This project is suitable for an Honours, Masters or PhD student.
Many important metabolites that signal via purinergic receptors (molecules in the plasma membrane) are obtained from food or synthesized by the body. BAFF is a B cell survival factor, and the overexpression of BAFF in BAFF-transgenic (BAFF-Tg) mice causes the expansion of autoreactive pathogenic B cells leading to systemic lupus erythematosus (SLE). Research has shown that BAFF-Tg mice are deficient in a range of these metabolites.

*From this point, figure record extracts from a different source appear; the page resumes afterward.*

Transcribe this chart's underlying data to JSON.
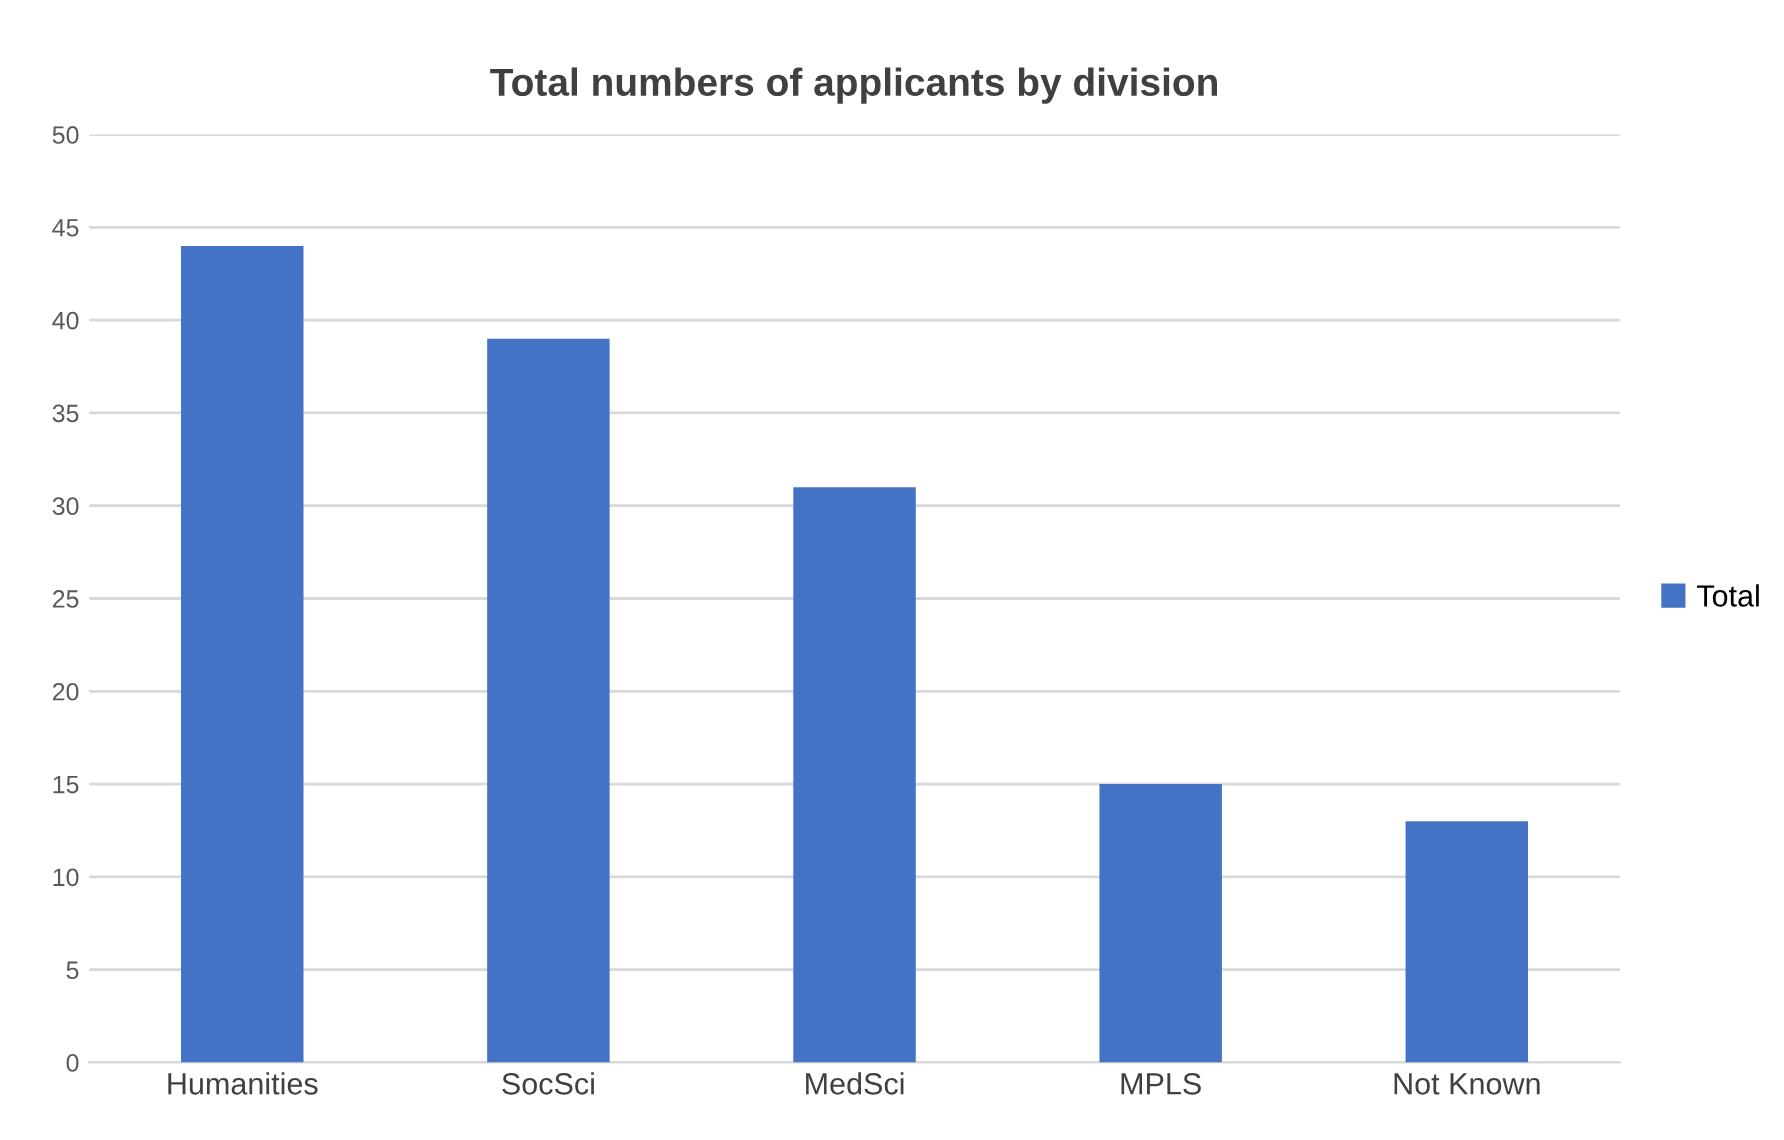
{
  "chart_data": {
    "type": "bar",
    "title": "Total numbers of applicants by division",
    "categories": [
      "Humanities",
      "SocSci",
      "MedSci",
      "MPLS",
      "Not Known"
    ],
    "series": [
      {
        "name": "Total",
        "color": "#4472c4",
        "values": [
          44,
          39,
          31,
          15,
          13
        ]
      }
    ],
    "ylim": [
      0,
      50
    ],
    "yticks": [
      0,
      5,
      10,
      15,
      20,
      25,
      30,
      35,
      40,
      45,
      50
    ],
    "grid": "y",
    "legend": "right"
  }
}
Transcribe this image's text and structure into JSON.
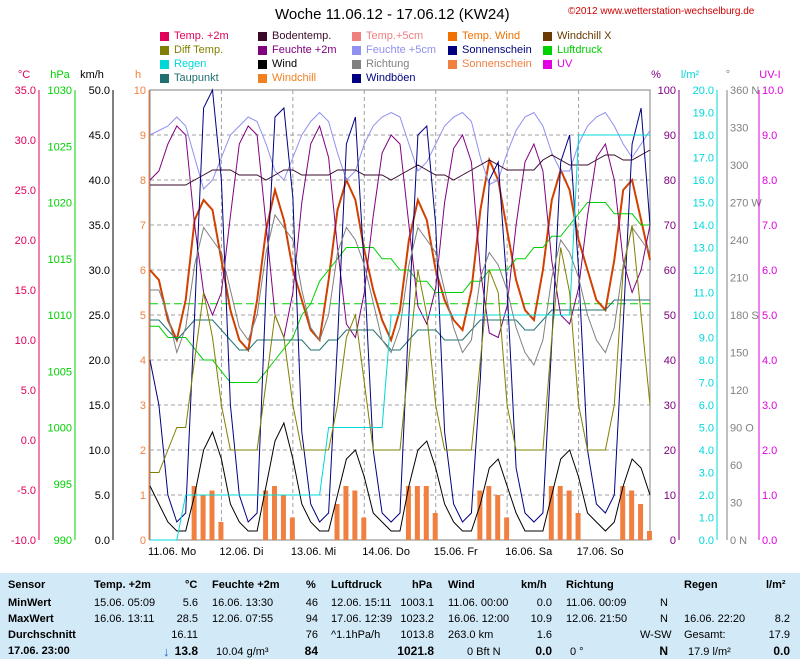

We have demonstrated that BAFF-Tg mice fed a high-fibre diet express a high level of a particular metabolite, which is associated with a reduction in autoreactive B cell numbers and protection from SLE. Supplementation also protects the BAFF-Tg mice against SLE. However, the cellular and molecular mechanism by which the metabolite protects against SLE is not known. We have generated mice deficient in the purinergic receptor (PR) associated with the metabolite for use in this project.
This project will use a range of immunological techniques (mouse models of experimental SLE, flow cytometry, confocal microscopy, ELISA), metagenomic sequencing, microbiome analysis and metabolomics to characterise the immunological mechanisms of action. We will validate the research findings using clinical samples.
To develop an entirely new treatment avenue for lupus and explore a novel set of metabolites and signaling pathways with significant clinical potential.